¿El país del “fúrbol”, las cañitas y el culto a los cocineros filósofos?


Hace unos días se podía leer, en prensa escrita, el relato del enfado de un periodista al no encontrar nada de la narrativa de Valle-Inclán en ninguna de las dos mayores librerías de la capital de España. Eso le daba a pie a afirmar, y no a preguntar – como ha hecho un servidor -, que España es el país del “fúrbol”, las cañitas y el delirante culto a los cocineros filósofos. A lo que añadía: “Un país que se quiere poco, que olvida o desprecia lo mejor de lo suyo y chapotea en la frivolidad, el autodesprecio y la desmemoria – Al parecer si se pueden encontrar con toda facilidad las Obras Completas del ínclito Boris Izaguirre -. Por el momento, el que escribe prefiere mantener la interrogación y no pasar a la afirmación.

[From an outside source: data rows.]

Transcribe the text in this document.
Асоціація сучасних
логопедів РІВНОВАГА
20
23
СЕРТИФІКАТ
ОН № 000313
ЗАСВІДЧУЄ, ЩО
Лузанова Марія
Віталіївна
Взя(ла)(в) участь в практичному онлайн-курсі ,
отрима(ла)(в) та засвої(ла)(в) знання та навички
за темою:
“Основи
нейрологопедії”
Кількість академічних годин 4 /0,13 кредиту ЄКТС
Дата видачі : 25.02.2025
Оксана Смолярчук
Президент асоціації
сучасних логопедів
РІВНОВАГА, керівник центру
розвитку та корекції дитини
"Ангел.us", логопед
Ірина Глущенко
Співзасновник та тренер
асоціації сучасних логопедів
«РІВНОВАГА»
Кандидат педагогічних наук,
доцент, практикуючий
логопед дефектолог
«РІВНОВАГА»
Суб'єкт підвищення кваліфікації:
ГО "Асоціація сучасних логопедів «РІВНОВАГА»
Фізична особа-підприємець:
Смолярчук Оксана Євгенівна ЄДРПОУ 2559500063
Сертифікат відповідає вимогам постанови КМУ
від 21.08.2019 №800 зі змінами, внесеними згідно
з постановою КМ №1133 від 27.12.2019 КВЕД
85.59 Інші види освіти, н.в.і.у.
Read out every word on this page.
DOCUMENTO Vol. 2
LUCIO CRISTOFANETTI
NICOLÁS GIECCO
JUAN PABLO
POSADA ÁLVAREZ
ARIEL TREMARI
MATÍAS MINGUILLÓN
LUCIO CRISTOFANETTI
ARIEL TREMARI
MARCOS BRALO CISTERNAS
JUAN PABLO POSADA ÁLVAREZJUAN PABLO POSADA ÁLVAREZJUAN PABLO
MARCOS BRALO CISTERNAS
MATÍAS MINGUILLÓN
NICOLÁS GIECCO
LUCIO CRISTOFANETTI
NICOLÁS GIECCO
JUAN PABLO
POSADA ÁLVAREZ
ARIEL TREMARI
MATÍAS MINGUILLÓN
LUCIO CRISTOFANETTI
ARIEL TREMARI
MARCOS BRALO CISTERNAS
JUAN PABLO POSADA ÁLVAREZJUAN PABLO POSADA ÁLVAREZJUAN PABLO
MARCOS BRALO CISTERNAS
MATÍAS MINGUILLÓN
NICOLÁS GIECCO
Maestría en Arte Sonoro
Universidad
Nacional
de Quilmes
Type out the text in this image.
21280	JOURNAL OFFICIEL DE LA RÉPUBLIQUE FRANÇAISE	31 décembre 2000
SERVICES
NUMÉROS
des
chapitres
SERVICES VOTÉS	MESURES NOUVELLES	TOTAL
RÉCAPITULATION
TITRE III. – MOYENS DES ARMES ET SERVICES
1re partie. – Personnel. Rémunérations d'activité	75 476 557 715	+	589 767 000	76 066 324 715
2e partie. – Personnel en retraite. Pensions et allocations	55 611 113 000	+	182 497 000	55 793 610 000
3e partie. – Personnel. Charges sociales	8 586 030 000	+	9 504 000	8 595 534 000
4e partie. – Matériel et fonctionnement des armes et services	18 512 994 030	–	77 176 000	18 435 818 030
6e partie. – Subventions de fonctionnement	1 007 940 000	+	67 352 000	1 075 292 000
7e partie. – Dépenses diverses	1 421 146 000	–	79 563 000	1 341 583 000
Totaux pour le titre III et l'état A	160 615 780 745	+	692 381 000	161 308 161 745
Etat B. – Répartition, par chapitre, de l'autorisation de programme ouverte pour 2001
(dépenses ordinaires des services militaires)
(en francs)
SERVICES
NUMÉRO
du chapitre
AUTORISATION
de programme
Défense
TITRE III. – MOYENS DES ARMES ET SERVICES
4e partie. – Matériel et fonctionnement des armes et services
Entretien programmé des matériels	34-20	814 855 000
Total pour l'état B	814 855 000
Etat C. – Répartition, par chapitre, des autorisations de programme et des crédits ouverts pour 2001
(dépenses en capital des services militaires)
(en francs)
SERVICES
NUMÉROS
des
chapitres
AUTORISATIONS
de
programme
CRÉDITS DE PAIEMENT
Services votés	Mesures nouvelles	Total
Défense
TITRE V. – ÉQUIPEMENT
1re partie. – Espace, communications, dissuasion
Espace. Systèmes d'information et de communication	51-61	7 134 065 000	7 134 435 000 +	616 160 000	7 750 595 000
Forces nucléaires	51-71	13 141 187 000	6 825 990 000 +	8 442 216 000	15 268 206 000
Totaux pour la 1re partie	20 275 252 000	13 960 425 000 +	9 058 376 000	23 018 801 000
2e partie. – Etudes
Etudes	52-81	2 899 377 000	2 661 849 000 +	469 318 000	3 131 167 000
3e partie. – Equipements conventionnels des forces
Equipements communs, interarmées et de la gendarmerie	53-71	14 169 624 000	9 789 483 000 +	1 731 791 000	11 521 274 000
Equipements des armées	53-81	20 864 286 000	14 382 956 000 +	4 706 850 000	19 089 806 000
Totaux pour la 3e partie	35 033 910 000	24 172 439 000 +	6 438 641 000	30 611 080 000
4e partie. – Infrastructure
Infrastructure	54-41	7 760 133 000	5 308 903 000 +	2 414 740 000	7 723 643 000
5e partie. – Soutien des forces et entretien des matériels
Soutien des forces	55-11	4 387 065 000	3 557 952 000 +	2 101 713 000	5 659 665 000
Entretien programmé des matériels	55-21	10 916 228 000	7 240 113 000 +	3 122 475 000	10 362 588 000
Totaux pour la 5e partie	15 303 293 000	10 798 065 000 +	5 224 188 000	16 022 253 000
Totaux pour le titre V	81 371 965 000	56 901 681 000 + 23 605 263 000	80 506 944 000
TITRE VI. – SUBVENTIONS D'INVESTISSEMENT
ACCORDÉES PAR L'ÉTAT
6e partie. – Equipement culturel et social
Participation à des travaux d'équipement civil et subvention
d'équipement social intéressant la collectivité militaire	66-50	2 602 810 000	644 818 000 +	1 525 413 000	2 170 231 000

Claro que eso implica, al menos, toda una tarea de “discernimiento” o de un espíritu no precisamente acomodaticio.

Como la Navidad da para la lectura sosegada, el que escribe ha tenido la oportunidad de acercarse al pensamiento del narrador y ensayista francés Philippe Muray en su obra El Imperio del Bien (Granada 2012). Así que voy a intentar aplicar lo que “discierne” de “Gabacholandia” al caso de “Carpetovetonia”. Todo ello con la idea de que no todo sea “fúrbol” o “filosofía de la deconstrucción y el hidrogeno líquido” – Con las cañitas, razones varias, prefiero no meterme -.

Ya en harina, el mismo Muray advierte, y con insistencia, con respecto a las “jeremiadas” que “todo lo que no se puede exponer públicamente en un plató ni siquiera debería ser pensado. En los debates televisivos, la fórmula clave para detener a alguien en pleno vuelo, para parar a cualquiera que esté a punto de soltar algo vagamente no alineado, oscuramente no consensual, ligeramente no identificado, la fórmula clave es la siguiente: ‘¡Ah! ¡Sí, pero eso que usted dice lo compromete sólo a usted’” (163). Luego con estos bueyes tendría que comenzarse a arar.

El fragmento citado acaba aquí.